The defendant was later charged with several sex offenses. An investigation by the sheriff’s office uncovered text messages between him and the victim containing strong sexual content. His cellphone contained a partially nude image of the victim, and he sent a partially nude image of himself to the victim via a text message. This evidence was used in prosecuting the defendant for violating a state law making it a criminal offense for the sexual exploitation of a counselee by a counselor. The court found that the defendant, as a youth counselor engaged in counseling the victim, was a “counselor” and it sentenced him to a prison term of five years. State v. Duvall, 776 N.W.2d 301 (Iowa App. 2009).
EXAMPLE A court used sexually explicit text messages between a youth pastor and a female member of the youth group to corroborate her account of sexual exploitation. The court sentenced the pastor to a prison sentence of four years to life. 2009 WL 1476934 (Colo. App. 2009).
EXAMPLE A youth pastor (the “defendant”) sent several sexually explicit emails to a female adolescent in the church’s youth group. The victim told her mother about the emails. After reviewing the messages, the mother contacted the police. A police officer questioned the defendant about the emails. The defendant admitted that he sent the emails and expressed deep remorse for his actions. In the transcript of this conversation, the defendant stated that he had made “a very, very poor decision to engage in these email conversations with her, uh, and allowed myself to get caught up in things of a sexual nature.” The state charged the defendant with six counts of communicating with a minor for immoral purposes under a state law making it a class C felony for a person to communicate with a minor for immoral purposes through electronic communication. At trial, the defendant testified that he did not remember sending any of the emails. The jury didn’t believe him, and found him guilty on all six counts. The trial court sentenced the defendant as a class C felon to the statutory maximum of five years per count. State v. Haack, 2010 WL 4216705 (Wash. App. 2010).

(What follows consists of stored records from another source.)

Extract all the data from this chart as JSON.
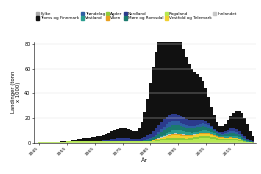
{
  "title": "",
  "xlabel": "År",
  "ylabel": "Landinger (tonn\nx 1000)",
  "legend_labels": [
    "Fylke",
    "Troms og Finnmark",
    "Trøndelag",
    "Vestland",
    "Agder",
    "Viken",
    "Nordland",
    "Møre og Romsdal",
    "Rogaland",
    "Vestfold og Telemark",
    "Innlandet"
  ],
  "legend_colors": [
    "#aaaaaa",
    "#111111",
    "#2e5fa3",
    "#2a9d8f",
    "#8ecb3b",
    "#e8a020",
    "#2b3a8c",
    "#1a7a6e",
    "#b5e853",
    "#f0d030",
    "#c8c8c8"
  ],
  "xmin": 1945,
  "xmax": 2022,
  "ymin": 0,
  "ymax": 80000,
  "background": "#ffffff"
}
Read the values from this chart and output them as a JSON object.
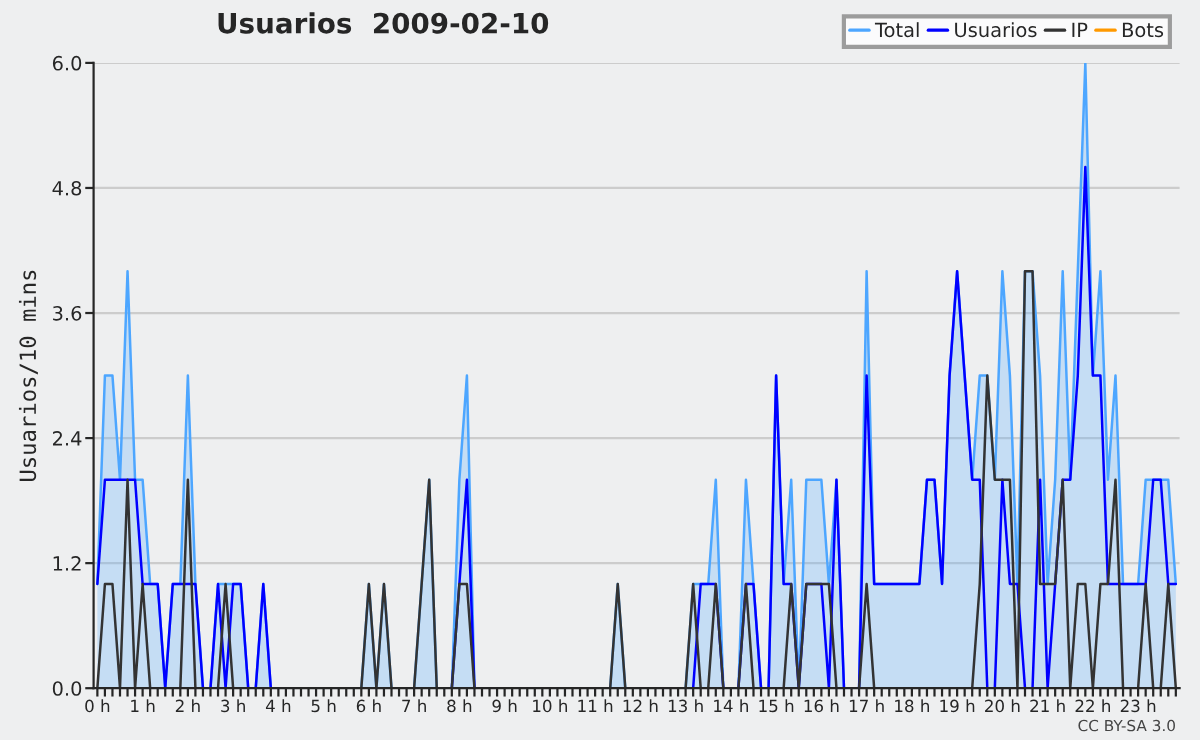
{
  "chart_data": {
    "type": "line",
    "title": "Usuarios  2009-02-10",
    "ylabel": "Usuarios/10 mins",
    "categories": [
      "0 h",
      null,
      null,
      null,
      null,
      null,
      "1 h",
      null,
      null,
      null,
      null,
      null,
      "2 h",
      null,
      null,
      null,
      null,
      null,
      "3 h",
      null,
      null,
      null,
      null,
      null,
      "4 h",
      null,
      null,
      null,
      null,
      null,
      "5 h",
      null,
      null,
      null,
      null,
      null,
      "6 h",
      null,
      null,
      null,
      null,
      null,
      "7 h",
      null,
      null,
      null,
      null,
      null,
      "8 h",
      null,
      null,
      null,
      null,
      null,
      "9 h",
      null,
      null,
      null,
      null,
      null,
      "10 h",
      null,
      null,
      null,
      null,
      null,
      "11 h",
      null,
      null,
      null,
      null,
      null,
      "12 h",
      null,
      null,
      null,
      null,
      null,
      "13 h",
      null,
      null,
      null,
      null,
      null,
      "14 h",
      null,
      null,
      null,
      null,
      null,
      "15 h",
      null,
      null,
      null,
      null,
      null,
      "16 h",
      null,
      null,
      null,
      null,
      null,
      "17 h",
      null,
      null,
      null,
      null,
      null,
      "18 h",
      null,
      null,
      null,
      null,
      null,
      "19 h",
      null,
      null,
      null,
      null,
      null,
      "20 h",
      null,
      null,
      null,
      null,
      null,
      "21 h",
      null,
      null,
      null,
      null,
      null,
      "22 h",
      null,
      null,
      null,
      null,
      null,
      "23 h",
      null,
      null,
      null,
      null,
      null
    ],
    "series": [
      {
        "name": "Total",
        "type": "area",
        "color": "#4da6ff",
        "values": [
          1,
          3,
          3,
          2,
          4,
          2,
          2,
          1,
          1,
          0,
          1,
          1,
          3,
          1,
          0,
          0,
          1,
          1,
          1,
          1,
          0,
          0,
          1,
          0,
          0,
          0,
          0,
          0,
          0,
          0,
          0,
          0,
          0,
          0,
          0,
          0,
          1,
          0,
          1,
          0,
          0,
          0,
          0,
          1,
          2,
          0,
          0,
          0,
          2,
          3,
          0,
          0,
          0,
          0,
          0,
          0,
          0,
          0,
          0,
          0,
          0,
          0,
          0,
          0,
          0,
          0,
          0,
          0,
          0,
          1,
          0,
          0,
          0,
          0,
          0,
          0,
          0,
          0,
          0,
          1,
          1,
          1,
          2,
          0,
          0,
          0,
          2,
          1,
          0,
          0,
          3,
          1,
          2,
          0,
          2,
          2,
          2,
          1,
          2,
          0,
          0,
          0,
          4,
          1,
          1,
          1,
          1,
          1,
          1,
          1,
          2,
          2,
          1,
          3,
          4,
          3,
          2,
          3,
          3,
          2,
          4,
          3,
          1,
          4,
          4,
          3,
          1,
          2,
          4,
          2,
          4,
          6,
          3,
          4,
          2,
          3,
          1,
          1,
          1,
          2,
          2,
          2,
          2,
          1
        ]
      },
      {
        "name": "Usuarios",
        "color": "#0000ff",
        "values": [
          1,
          2,
          2,
          2,
          2,
          2,
          1,
          1,
          1,
          0,
          1,
          1,
          1,
          1,
          0,
          0,
          1,
          0,
          1,
          1,
          0,
          0,
          1,
          0,
          0,
          0,
          0,
          0,
          0,
          0,
          0,
          0,
          0,
          0,
          0,
          0,
          0,
          0,
          0,
          0,
          0,
          0,
          0,
          0,
          0,
          0,
          0,
          0,
          1,
          2,
          0,
          0,
          0,
          0,
          0,
          0,
          0,
          0,
          0,
          0,
          0,
          0,
          0,
          0,
          0,
          0,
          0,
          0,
          0,
          0,
          0,
          0,
          0,
          0,
          0,
          0,
          0,
          0,
          0,
          0,
          1,
          1,
          1,
          0,
          0,
          0,
          1,
          1,
          0,
          0,
          3,
          1,
          1,
          0,
          1,
          1,
          1,
          0,
          2,
          0,
          0,
          0,
          3,
          1,
          1,
          1,
          1,
          1,
          1,
          1,
          2,
          2,
          1,
          3,
          4,
          3,
          2,
          2,
          0,
          0,
          2,
          1,
          1,
          0,
          0,
          2,
          0,
          1,
          2,
          2,
          3,
          5,
          3,
          3,
          1,
          1,
          1,
          1,
          1,
          1,
          2,
          2,
          1,
          1
        ]
      },
      {
        "name": "IP",
        "color": "#333333",
        "values": [
          0,
          1,
          1,
          0,
          2,
          0,
          1,
          0,
          0,
          0,
          0,
          0,
          2,
          0,
          0,
          0,
          0,
          1,
          0,
          0,
          0,
          0,
          0,
          0,
          0,
          0,
          0,
          0,
          0,
          0,
          0,
          0,
          0,
          0,
          0,
          0,
          1,
          0,
          1,
          0,
          0,
          0,
          0,
          1,
          2,
          0,
          0,
          0,
          1,
          1,
          0,
          0,
          0,
          0,
          0,
          0,
          0,
          0,
          0,
          0,
          0,
          0,
          0,
          0,
          0,
          0,
          0,
          0,
          0,
          1,
          0,
          0,
          0,
          0,
          0,
          0,
          0,
          0,
          0,
          1,
          0,
          0,
          1,
          0,
          0,
          0,
          1,
          0,
          0,
          0,
          0,
          0,
          1,
          0,
          1,
          1,
          1,
          1,
          0,
          0,
          0,
          0,
          1,
          0,
          0,
          0,
          0,
          0,
          0,
          0,
          0,
          0,
          0,
          0,
          0,
          0,
          0,
          1,
          3,
          2,
          2,
          2,
          0,
          4,
          4,
          1,
          1,
          1,
          2,
          0,
          1,
          1,
          0,
          1,
          1,
          2,
          0,
          0,
          0,
          1,
          0,
          0,
          1,
          0
        ]
      },
      {
        "name": "Bots",
        "color": "#ff9900",
        "values": [
          null,
          null,
          null,
          null,
          null,
          null,
          null,
          null,
          null,
          null,
          null,
          null,
          null,
          null,
          null,
          null,
          null,
          null,
          null,
          null,
          null,
          null,
          null,
          null,
          null,
          null,
          null,
          null,
          null,
          null,
          null,
          null,
          null,
          null,
          null,
          null,
          null,
          null,
          null,
          null,
          null,
          null,
          null,
          null,
          null,
          null,
          null,
          null,
          null,
          null,
          null,
          null,
          null,
          null,
          null,
          null,
          null,
          null,
          null,
          null,
          null,
          null,
          null,
          null,
          null,
          null,
          null,
          null,
          null,
          null,
          null,
          null,
          null,
          null,
          null,
          null,
          null,
          null,
          null,
          null,
          null,
          null,
          null,
          null,
          null,
          null,
          null,
          null,
          null,
          null,
          null,
          null,
          null,
          null,
          null,
          null,
          null,
          null,
          null,
          null,
          null,
          null,
          null,
          null,
          null,
          null,
          null,
          null,
          null,
          null,
          null,
          null,
          null,
          null,
          null,
          null,
          null,
          null,
          null,
          null,
          null,
          null,
          null,
          null,
          null,
          null,
          null,
          null,
          null,
          null,
          null,
          null,
          null,
          null,
          null,
          null,
          null,
          null,
          null,
          null,
          null,
          null,
          null,
          null
        ]
      }
    ],
    "ylim": [
      0,
      6
    ],
    "yticks": [
      {
        "value": 0,
        "label": "0.0"
      },
      {
        "value": 1.2,
        "label": "1.2"
      },
      {
        "value": 2.4,
        "label": "2.4"
      },
      {
        "value": 3.6,
        "label": "3.6"
      },
      {
        "value": 4.8,
        "label": "4.8"
      },
      {
        "value": 6,
        "label": "6.0"
      }
    ],
    "grid": "y",
    "legend": "top right",
    "marker": "none",
    "line_style": "solid",
    "annotations": [
      "CC BY-SA 3.0"
    ]
  }
}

EXAMPLE A volunteer youth leader (the “defendant”) in a local church was sentenced to eight years in prison on each of two counts of sexual assault in the first degree and contributing to the delinquency of a minor. At trial, the defendant’s former husband testified that he suspected his wife of having an affair. He set up surveillance in his house and then left for the weekend. When he returned and retrieved the hidden device, he watched the videotaped recording of his wife and a 17-year-old male consuming alcohol and having sexual relations. He gave the police this recording, which led to the defendant’s arrest and prosecution. Among the several items of evidence introduced at trial by the prosecution were several sexually explicit text messages from the defendant that the mother of one of the victims found on her son’s cellphone. Cluck v. State, 2009 WL 1362863 (Ark. App. 2009).
Any social media contacts (e.g., email, Facebook, photo sharing) between adult youth workers and minors are inappropriate. Such communications should be banned. Any need to communicate with minors should be done through their parents. When social media communications evolve into “sexting,” this can expose the adult participant to felony criminal liability. Hillman v. Commonwealth, 811 S.E.2d 853 (Va. App. 2018).